Using a formatter as a debugging substitute for a proper inspection tool. For large API responses with deeply nested arrays, a formatter shows the structure but does not let you extract specific values. For that, a JSONPath extractor is a better next step.
Tool limits
The formatter works entirely in your browser. Very large JSON files (say, over 5 MB) can slow down the browser tab because the entire document has to be held in memory and rewritten. For multi-megabyte payloads, a command-line tool or a local editor may feel faster.

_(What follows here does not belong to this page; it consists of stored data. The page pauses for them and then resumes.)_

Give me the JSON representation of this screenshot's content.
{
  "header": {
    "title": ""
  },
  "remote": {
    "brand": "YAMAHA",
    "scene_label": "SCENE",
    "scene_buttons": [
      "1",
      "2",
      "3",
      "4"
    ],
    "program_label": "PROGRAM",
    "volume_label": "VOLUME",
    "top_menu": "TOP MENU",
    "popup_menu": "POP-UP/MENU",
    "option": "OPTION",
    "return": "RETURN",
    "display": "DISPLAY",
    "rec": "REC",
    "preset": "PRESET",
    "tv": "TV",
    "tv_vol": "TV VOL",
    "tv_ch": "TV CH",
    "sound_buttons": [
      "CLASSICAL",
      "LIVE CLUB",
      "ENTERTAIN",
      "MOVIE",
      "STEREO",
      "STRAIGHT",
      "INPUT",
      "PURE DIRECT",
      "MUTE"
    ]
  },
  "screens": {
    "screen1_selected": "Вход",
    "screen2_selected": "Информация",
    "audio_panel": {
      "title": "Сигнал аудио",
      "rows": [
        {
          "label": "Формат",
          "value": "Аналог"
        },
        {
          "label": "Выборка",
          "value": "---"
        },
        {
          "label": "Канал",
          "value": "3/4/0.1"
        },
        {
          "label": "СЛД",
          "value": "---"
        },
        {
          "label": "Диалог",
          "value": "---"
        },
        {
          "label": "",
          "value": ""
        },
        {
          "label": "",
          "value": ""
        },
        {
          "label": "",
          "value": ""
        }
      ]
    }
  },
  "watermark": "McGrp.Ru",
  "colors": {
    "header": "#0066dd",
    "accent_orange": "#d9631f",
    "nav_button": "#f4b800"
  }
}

Standard JSON does not support comments. If your config file has // comment or /* block comment */ lines, the validator rejects them. Some configuration formats (like JSONC) allow comments, but this tool validates against standard JSON only.
Next steps
After formatting JSON, you may need to:
- CSV to JSON Converter — convert spreadsheet exports to JSON for the same formatting workflow
- JSON Path Extractor — extract specific values from a large JSON document
- JSON to YAML Converter — convert JSON to YAML for config file workflows
- XML Formatter — format XML responses from older APIs
Final practical note
Keep a JSON formatter open in a browser tab when you are working with APIs or config files. When you hit a response that is hard to read, paste it, format it, and copy the cleaned version into your ticket, note, or test file. The workflow takes seconds and avoids misreading a value in a minified blob.